Decreto Pa, via il nulla osta alla mobilità volontaria
Non sarà più necessario il consenso dell'amministrazione di appartenenza per spostarsi
Non sarà più necessario il nulla osta dell'amministrazione di appartenenza per spostarsi in mobilità volontaria presso un altro ente.
La bozza del Dl di riforma della Pa, anche detto decreto Recovery per la sua correlazione con la partenza del Pnrr, contiene novità dirompenti per le pubbliche amministrazioni, incluse quelle locali, anche oltre la contingenza del Piano.
L'attuale testo dell'articolo 3, comma 7, infatti, apporta una importante modifica all'articolo 30, comma 1, del Dlgs 165/2001 portando al superamento del necessario consenso, da parte del datore di lavoro, a che un dipendente pubblico possa trasferirsi in mobilità presso un'altra amministrazione.
Innovazione questa, va detto, da tempo ventilata nell'ambito di un più ampio disegno di riforma della pubblica amministrazione che è rimasto finora inattuato.
La nuova norma, se verrà confermata al termine dell'iter legislativo, accresce la libertà di movimento dei dipendenti e introduce tre sole casistiche nelle quali la Pa di appartenenza manterrà la capacità di opporsi alla volontà del lavoratore: il fatto che questo rivesta «posizioni motivatamente infungibili», che sia stato assunto da meno di tre anni, o che l'amministrazione di appartenenza «abbia una carenza di organico superiore al 20 per cento nella qualifica corrispondente a quella del richiedente». Periodo, quest'ultimo, non chiarissimo, in ragione della necessità di comprendere se per qualifica debba intendersi la mera categoria di inquadramento o anche qualcosa di più, che sconfina nell'ambito del profilo professionale.

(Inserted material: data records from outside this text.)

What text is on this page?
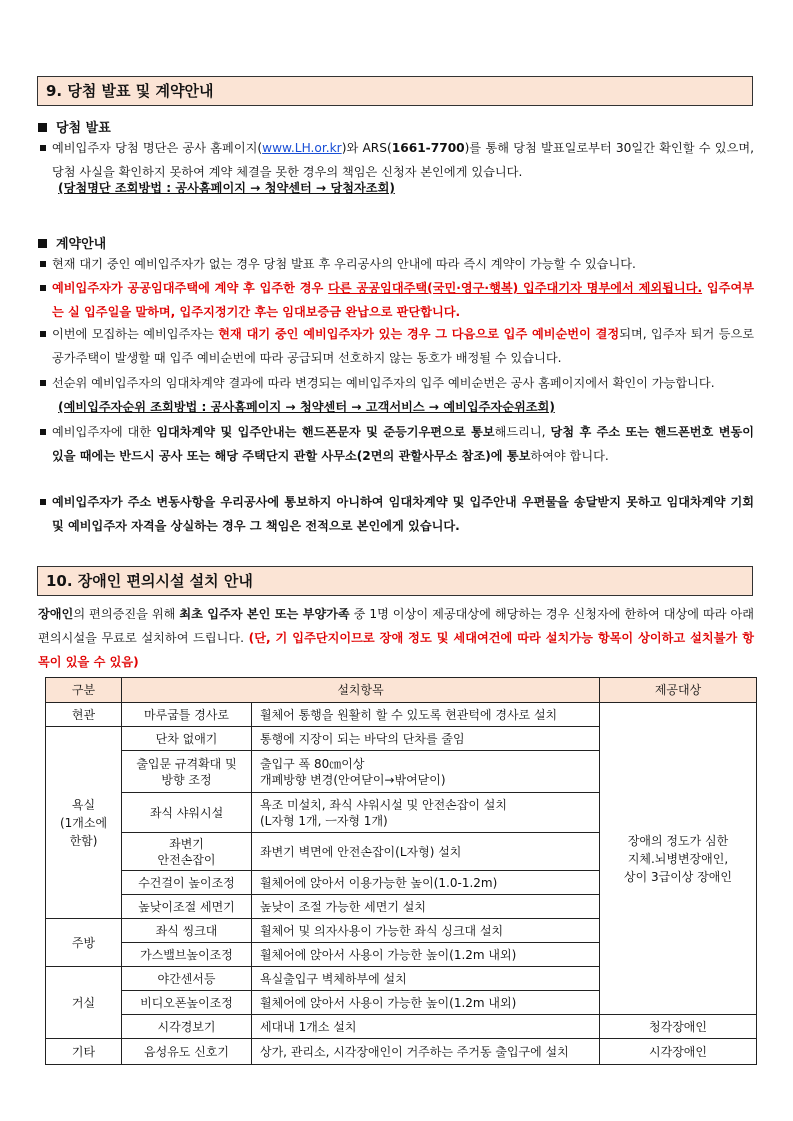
9. 당첨 발표 및 계약안내
당첨 발표

예비입주자 당첨 명단은 공사 홈페이지(www.LH.or.kr)와 ARS(1661-7700)를 통해 당첨 발표일로부터 30일간 확인할 수 있으며, 당첨 사실을 확인하지 못하여 계약 체결을 못한 경우의 책임은 신청자 본인에게 있습니다.

(당첨명단 조회방법 : 공사홈페이지 → 청약센터 → 당첨자조회)
계약안내

현재 대기 중인 예비입주자가 없는 경우 당첨 발표 후 우리공사의 안내에 따라 즉시 계약이 가능할 수 있습니다.

예비입주자가 공공임대주택에 계약 후 입주한 경우 다른 공공임대주택(국민·영구·행복) 입주대기자 명부에서 제외됩니다. 입주여부는 실 입주일을 말하며, 입주지정기간 후는 임대보증금 완납으로 판단합니다.

이번에 모집하는 예비입주자는 현재 대기 중인 예비입주자가 있는 경우 그 다음으로 입주 예비순번이 결정되며, 입주자 퇴거 등으로 공가주택이 발생할 때 입주 예비순번에 따라 공급되며 선호하지 않는 동호가 배정될 수 있습니다.

선순위 예비입주자의 임대차계약 결과에 따라 변경되는 예비입주자의 입주 예비순번은 공사 홈페이지에서 확인이 가능합니다.

(예비입주자순위 조회방법 : 공사홈페이지 → 청약센터 → 고객서비스 → 예비입주자순위조회)

예비입주자에 대한 임대차계약 및 입주안내는 핸드폰문자 및 준등기우편으로 통보해드리니, 당첨 후 주소 또는 핸드폰번호 변동이 있을 때에는 반드시 공사 또는 해당 주택단지 관할 사무소(2면의 관할사무소 참조)에 통보하여야 합니다.

예비입주자가 주소 변동사항을 우리공사에 통보하지 아니하여 임대차계약 및 입주안내 우편물을 송달받지 못하고 임대차계약 기회 및 예비입주자 자격을 상실하는 경우 그 책임은 전적으로 본인에게 있습니다.

10. 장애인 편의시설 설치 안내

장애인의 편의증진을 위해 최초 입주자 본인 또는 부양가족 중 1명 이상이 제공대상에 해당하는 경우 신청자에 한하여 대상에 따라 아래 편의시설을 무료로 설치하여 드립니다. (단, 기 입주단지이므로 장애 정도 및 세대여건에 따라 설치가능 항목이 상이하고 설치불가 항목이 있을 수 있음)

구분	설치항목		제공대상
현관	마루굽틀 경사로	휠체어 통행을 원활히 할 수 있도록 현관턱에 경사로 설치	장애의 정도가 심한
지체.뇌병변장애인,
상이 3급이상 장애인
욕실
(1개소에
한함)	단차 없애기	통행에 지장이 되는 바닥의 단차를 줄임	
	출입문 규격확대 및
방향 조정	출입구 폭 80㎝이상
개폐방향 변경(안여닫이→밖여닫이)	
	좌식 샤워시설	욕조 미설치, 좌식 샤워시설 및 안전손잡이 설치
(L자형 1개, ㅡ자형 1개)	
	좌변기
안전손잡이	좌변기 벽면에 안전손잡이(L자형) 설치	
	수건걸이 높이조정	휠체어에 앉아서 이용가능한 높이(1.0-1.2m)	
	높낮이조절 세면기	높낮이 조절 가능한 세면기 설치	
주방	좌식 씽크대	휠체어 및 의자사용이 가능한 좌식 싱크대 설치	
	가스밸브높이조정	휠체어에 앉아서 사용이 가능한 높이(1.2m 내외)	
거실	야간센서등	욕실출입구 벽체하부에 설치	
	비디오폰높이조정	휠체어에 앉아서 사용이 가능한 높이(1.2m 내외)	
	시각경보기	세대내 1개소 설치	청각장애인
기타	음성유도 신호기	상가, 관리소, 시각장애인이 거주하는 주거동 출입구에 설치	시각장애인
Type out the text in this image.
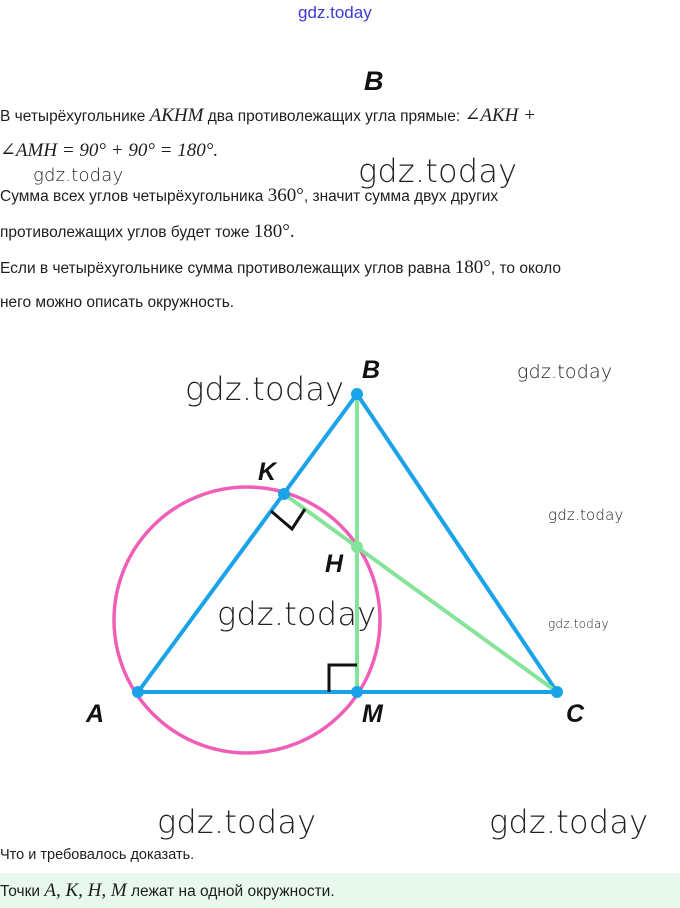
gdz.today
B
В четырёхугольнике AKHM два противолежащих угла прямые: ∠AKH +
∠AMH = 90° + 90° = 180°.
Сумма всех углов четырёхугольника 360°, значит сумма двух других
противолежащих углов будет тоже 180°.
Если в четырёхугольнике сумма противолежащих углов равна 180°, то около
него можно описать окружность.
B
K
H
A	M	C
gdz.today
gdz.today
gdz.today	gdz.today
gdz.today
gdz.today	gdz.today
gdz.today	gdz.today
Что и требовалось доказать.
Точки A, K, H, M лежат на одной окружности.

La ricorrenza dell'ipotesi, quindi, si immagina che dovrà essere ricollegata dalle amministrazioni a quanto previsto nella programmazione dei fabbisogni, sede nella quale, eventualmente, potrà rilevarsi la carenza dotazionale necessaria per negare quello che diviene, a questo punto, un diritto del dipendente a trasferirsi.
Certamente, se nulla muterà nel testo, l'impatto della modifica sarà importante innanzitutto per le amministrazioni locali, in specie per quelle medio-piccole.
Ai dipendenti in uscita potrà essere richiesto di pazientare fino a un massimo di 60 giorni dall'inoltro dell'istanza di passaggio diretto verso un'altra amministrazione; e unicamente per ragioni organizzative che, anche qui, il legislatore vuole siano "motivate" dal datore di lavoro.
Nel complesso, non pare muti altro in ordine alla procedura, che resta contrassegnata dai passaggi conosciuti (predisposizione di un avviso, pubblicazione sul sito istituzionale per almeno 30 giorni, verifica del possesso dei requisiti professionali dei candidati al trasferimento).
La norma, parte dall'assunto, certamente fondato, che lo strumento della mobilità volontaria sia preziosissimo per compensare in modo "naturale" gli squilibri dotazionali presenti tra un ente e l'altro e accentuati talvolta anche su base territoriale.
D'altro canto, la sostituzione di una unità di personale spesso è un processo che richiede tempo e investimenti, e un meccanismo come quello prefigurato rischia di mettere in seria difficoltà gli enti locali quando si troveranno a perdere risorse umane senza potere, nella più parte dei casi, esercitare alcun controllo sul fenomeno, né disporre di tempi adeguati a riorganizzarsi.